I recall seeing the title of a book written by Nora Ephron called I Feel Bad About My Neck: And Other Thoughts on Being a Woman. Now, I am not going to blog about necks or the psychology of aging and women. But just hearing this title quite honestly turned me off, because it sounds so negative. And I am not a person who aspires to being positive in a tone that makes it sound like life is just a bowl of cherries . However, I have consistently discovered in my life that when faced with a choice of mindsets, I ALWAYS feel better and seem to get better results in whatever life endeavor I am trying to achieve, when I tell myself or try to tell myself to maintain a positive mindset. (Although this doesn’t mean that my inner critic is not trying to get heard!)
So in this post, I want to talk about the issue of aging and how to maintain hope about engaging in a creative endeavor.
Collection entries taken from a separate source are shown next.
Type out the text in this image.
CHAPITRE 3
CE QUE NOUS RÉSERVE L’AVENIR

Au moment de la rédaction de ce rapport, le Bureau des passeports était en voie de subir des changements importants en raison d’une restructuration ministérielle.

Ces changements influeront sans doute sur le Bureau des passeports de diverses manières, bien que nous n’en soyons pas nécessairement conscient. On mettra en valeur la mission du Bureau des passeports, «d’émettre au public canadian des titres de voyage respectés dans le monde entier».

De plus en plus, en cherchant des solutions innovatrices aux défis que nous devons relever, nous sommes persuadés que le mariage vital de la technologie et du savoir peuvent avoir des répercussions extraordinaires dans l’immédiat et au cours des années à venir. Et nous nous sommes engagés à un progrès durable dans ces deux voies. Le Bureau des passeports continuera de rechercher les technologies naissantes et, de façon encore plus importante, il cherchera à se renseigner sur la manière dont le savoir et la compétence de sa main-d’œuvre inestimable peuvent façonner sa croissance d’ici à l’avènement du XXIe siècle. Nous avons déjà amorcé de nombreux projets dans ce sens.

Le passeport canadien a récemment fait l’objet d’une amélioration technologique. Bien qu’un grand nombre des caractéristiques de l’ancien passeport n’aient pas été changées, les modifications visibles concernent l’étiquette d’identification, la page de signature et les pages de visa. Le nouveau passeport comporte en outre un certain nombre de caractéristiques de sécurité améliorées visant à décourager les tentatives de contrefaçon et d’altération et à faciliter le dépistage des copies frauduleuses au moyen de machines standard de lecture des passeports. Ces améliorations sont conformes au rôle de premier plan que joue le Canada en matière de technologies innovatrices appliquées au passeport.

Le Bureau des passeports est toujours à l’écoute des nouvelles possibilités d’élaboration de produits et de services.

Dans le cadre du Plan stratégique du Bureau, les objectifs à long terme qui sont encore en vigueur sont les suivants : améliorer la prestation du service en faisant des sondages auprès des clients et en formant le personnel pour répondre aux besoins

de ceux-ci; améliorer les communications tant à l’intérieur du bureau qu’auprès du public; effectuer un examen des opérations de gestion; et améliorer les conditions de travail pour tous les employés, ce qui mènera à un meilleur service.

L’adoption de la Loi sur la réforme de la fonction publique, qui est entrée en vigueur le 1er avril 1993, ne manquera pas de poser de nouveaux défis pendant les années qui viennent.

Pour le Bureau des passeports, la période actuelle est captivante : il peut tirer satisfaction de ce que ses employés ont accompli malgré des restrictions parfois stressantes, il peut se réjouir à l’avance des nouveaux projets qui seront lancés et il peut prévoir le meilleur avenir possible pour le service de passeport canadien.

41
It is so easy to think it is just too late. But while it might be too late to become a ballerina, it might not be too late to enjoy seeing others dance.
I was especially inspired when I read that David Seidler received the Best Original Screenplay award at age 74 years old. He said, “my father always said to me I would be a late bloomer.”
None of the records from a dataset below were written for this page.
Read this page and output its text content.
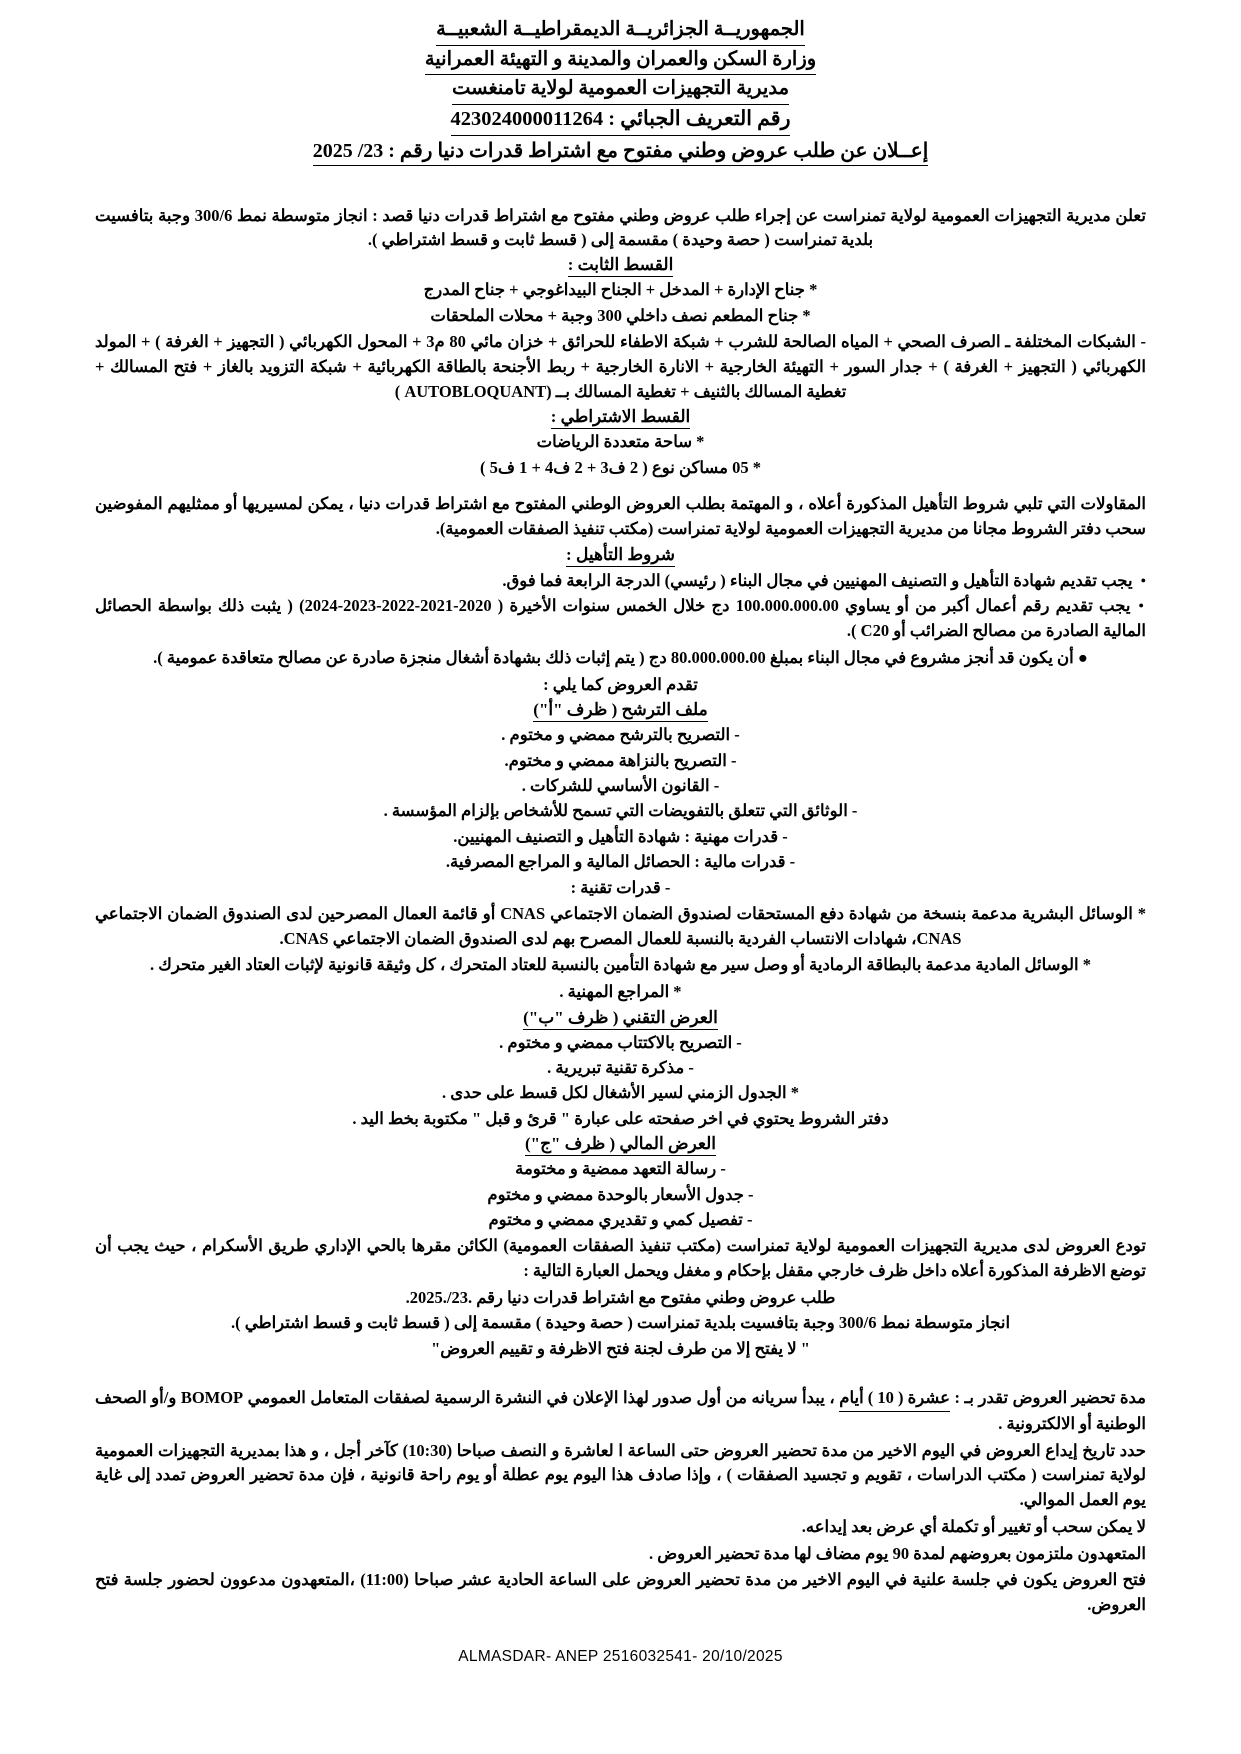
الجمهوريــة الجزائريــة الديمقراطيــة الشعبيــة
وزارة السكن والعمران والمدينة و التهيئة العمرانية
مديرية التجهيزات العمومية لولاية تامنغست
رقم التعريف الجبائي : 423024000011264
إعــلان عن طلب عروض وطني مفتوح مع اشتراط قدرات دنيا رقم : 23/ 2025
تعلن مديرية التجهيزات العمومية لولاية تمنراست عن إجراء طلب عروض وطني مفتوح مع اشتراط قدرات دنيا قصد : انجاز متوسطة نمط 300/6 وجبة بتافسيت بلدية تمنراست ( حصة وحيدة ) مقسمة إلى ( قسط ثابت و قسط اشتراطي ).
القسط الثابت :
* جناح الإدارة + المدخل + الجناح البيداغوجي + جناح المدرج
* جناح المطعم نصف داخلي 300 وجبة + محلات الملحقات
- الشبكات المختلفة ـ الصرف الصحي + المياه الصالحة للشرب + شبكة الاطفاء للحرائق + خزان مائي 80 م3 + المحول الكهربائي ( التجهيز + الغرفة ) + المولد الكهربائي ( التجهيز + الغرفة ) + جدار السور + التهيئة الخارجية + الانارة الخارجية + ربط الأجنحة بالطاقة الكهربائية + شبكة التزويد بالغاز + فتح المسالك + تغطية المسالك بالثنيف + تغطية المسالك بــ (AUTOBLOQUANT )
القسط الاشتراطي :
* ساحة متعددة الرياضات
* 05 مساكن نوع ( 2 ف3 + 2 ف4 + 1 ف5 )
المقاولات التي تلبي شروط التأهيل المذكورة أعلاه ، و المهتمة بطلب العروض الوطني المفتوح مع اشتراط قدرات دنيا ، يمكن لمسيريها أو ممثليهم المفوضين سحب دفتر الشروط مجانا من مديرية التجهيزات العمومية لولاية تمنراست (مكتب تنفيذ الصفقات العمومية).
شروط التأهيل :
● يجب تقديم شهادة التأهيل و التصنيف المهنيين في مجال البناء ( رئيسي) الدرجة الرابعة فما فوق.
● يجب تقديم رقم أعمال أكبر من أو يساوي 100.000.000.00 دج خلال الخمس سنوات الأخيرة ( 2020-2021-2022-2023-2024) ( يثبت ذلك بواسطة الحصائل المالية الصادرة من مصالح الضرائب أو C20 ).
● أن يكون قد أنجز مشروع في مجال البناء بمبلغ 80.000.000.00 دج ( يتم إثبات ذلك بشهادة أشغال منجزة صادرة عن مصالح متعاقدة عمومية ).
تقدم العروض كما يلي :
ملف الترشح ( ظرف "أ")
- التصريح بالترشح ممضي و مختوم .
- التصريح بالنزاهة ممضي و مختوم.
- القانون الأساسي للشركات .
- الوثائق التي تتعلق بالتفويضات التي تسمح للأشخاص بإلزام المؤسسة .
- قدرات مهنية : شهادة التأهيل و التصنيف المهنيين.
- قدرات مالية : الحصائل المالية و المراجع المصرفية.
- قدرات تقنية :
* الوسائل البشرية مدعمة بنسخة من شهادة دفع المستحقات لصندوق الضمان الاجتماعي CNAS أو قائمة العمال المصرحين لدى الصندوق الضمان الاجتماعي CNAS، شهادات الانتساب الفردية بالنسبة للعمال المصرح بهم لدى الصندوق الضمان الاجتماعي CNAS.
* الوسائل المادية مدعمة بالبطاقة الرمادية أو وصل سير مع شهادة التأمين بالنسبة للعتاد المتحرك ، كل وثيقة قانونية لإثبات العتاد الغير متحرك .
* المراجع المهنية .
العرض التقني ( ظرف "ب")
- التصريح بالاكتتاب ممضي و مختوم .
- مذكرة تقنية تبريرية .
* الجدول الزمني لسير الأشغال لكل قسط على حدى .
دفتر الشروط يحتوي في اخر صفحته على عبارة " قرئ و قبل " مكتوبة بخط اليد .
العرض المالي ( ظرف "ج")
- رسالة التعهد ممضية و مختومة
- جدول الأسعار بالوحدة ممضي و مختوم
- تفصيل كمي و تقديري ممضي و مختوم
تودع العروض لدى مديرية التجهيزات العمومية لولاية تمنراست (مكتب تنفيذ الصفقات العمومية) الكائن مقرها بالحي الإداري طريق الأسكرام ، حيث يجب أن توضع الاظرفة المذكورة أعلاه داخل ظرف خارجي مقفل بإحكام و مغفل ويحمل العبارة التالية :
طلب عروض وطني مفتوح مع اشتراط قدرات دنيا رقم .23/.2025.
انجاز متوسطة نمط 300/6 وجبة بتافسيت بلدية تمنراست ( حصة وحيدة ) مقسمة إلى ( قسط ثابت و قسط اشتراطي ).
" لا يفتح إلا من طرف لجنة فتح الاظرفة و تقييم العروض"
مدة تحضير العروض تقدر بـ : عشرة ( 10 ) أيام ، يبدأ سريانه من أول صدور لهذا الإعلان في النشرة الرسمية لصفقات المتعامل العمومي BOMOP و/أو الصحف الوطنية أو الالكترونية .
حدد تاريخ إيداع العروض في اليوم الاخير من مدة تحضير العروض حتى الساعة ا لعاشرة و النصف صباحا (10:30) كآخر أجل ، و هذا بمديرية التجهيزات العمومية لولاية تمنراست ( مكتب الدراسات ، تقويم و تجسيد الصفقات ) ، وإذا صادف هذا اليوم يوم عطلة أو يوم راحة قانونية ، فإن مدة تحضير العروض تمدد إلى غاية يوم العمل الموالي.
لا يمكن سحب أو تغيير أو تكملة أي عرض بعد إيداعه.
المتعهدون ملتزمون بعروضهم لمدة 90 يوم مضاف لها مدة تحضير العروض .
فتح العروض يكون في جلسة علنية في اليوم الاخير من مدة تحضير العروض على الساعة الحادية عشر صباحا (11:00) ،المتعهدون مدعوون لحضور جلسة فتح العروض.
ALMASDAR- ANEP 2516032541- 20/10/2025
He also said “I have heard I am the oldest person to win this award. I hope that that record is broken quickly and often”. I hope so too. And not just for the big fancy accolades like his but for accolades of any kind. It could be as simple as someone at 90 years of age in a nursing home taking a painting class .
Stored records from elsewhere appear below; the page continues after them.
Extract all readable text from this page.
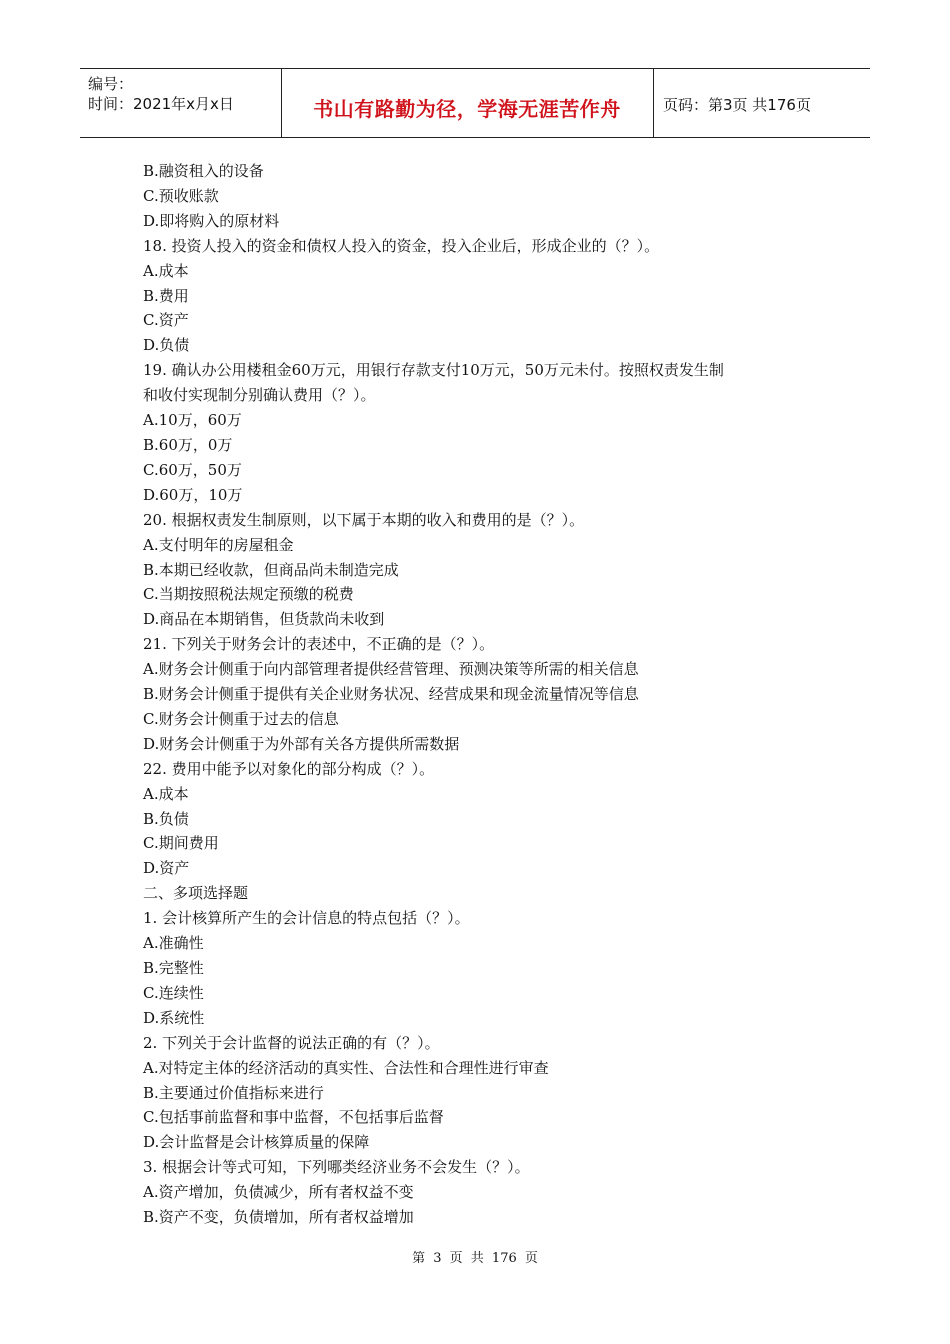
编号：
时间：2021年x月x日	书山有路勤为径，学海无涯苦作舟	页码：第3页 共176页
B.融资租入的设备
C.预收账款
D.即将购入的原材料
18. 投资人投入的资金和债权人投入的资金，投入企业后，形成企业的（？）。
A.成本
B.费用
C.资产
D.负债
19. 确认办公用楼租金60万元，用银行存款支付10万元，50万元未付。按照权责发生制
和收付实现制分别确认费用（？）。
A.10万，60万
B.60万，0万
C.60万，50万
D.60万，10万
20. 根据权责发生制原则，以下属于本期的收入和费用的是（？）。
A.支付明年的房屋租金
B.本期已经收款，但商品尚未制造完成
C.当期按照税法规定预缴的税费
D.商品在本期销售，但货款尚未收到
21. 下列关于财务会计的表述中，不正确的是（？）。
A.财务会计侧重于向内部管理者提供经营管理、预测决策等所需的相关信息
B.财务会计侧重于提供有关企业财务状况、经营成果和现金流量情况等信息
C.财务会计侧重于过去的信息
D.财务会计侧重于为外部有关各方提供所需数据
22. 费用中能予以对象化的部分构成（？）。
A.成本
B.负债
C.期间费用
D.资产
二、多项选择题
1. 会计核算所产生的会计信息的特点包括（？）。
A.准确性
B.完整性
C.连续性
D.系统性
2. 下列关于会计监督的说法正确的有（？）。
A.对特定主体的经济活动的真实性、合法性和合理性进行审查
B.主要通过价值指标来进行
C.包括事前监督和事中监督，不包括事后监督
D.会计监督是会计核算质量的保障
3. 根据会计等式可知，下列哪类经济业务不会发生（？）。
A.资产增加，负债减少，所有者权益不变
B.资产不变，负债增加，所有者权益增加
第 3 页 共 176 页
So what do I mean by being mindful? In an extremely upbeat book written by Ellen Langer, entitled :”Counter Clockwise, Mindful Health and the Power of Possibility,” she describes it like this, “It is about the need to free ourselves from constricting mindsets and the limits they place on our health and well-being, and to appreciate the importance of becoming the guardians of our own health.” I’d like to suggest that this same belief can be applied to one’s relationship to their creativity.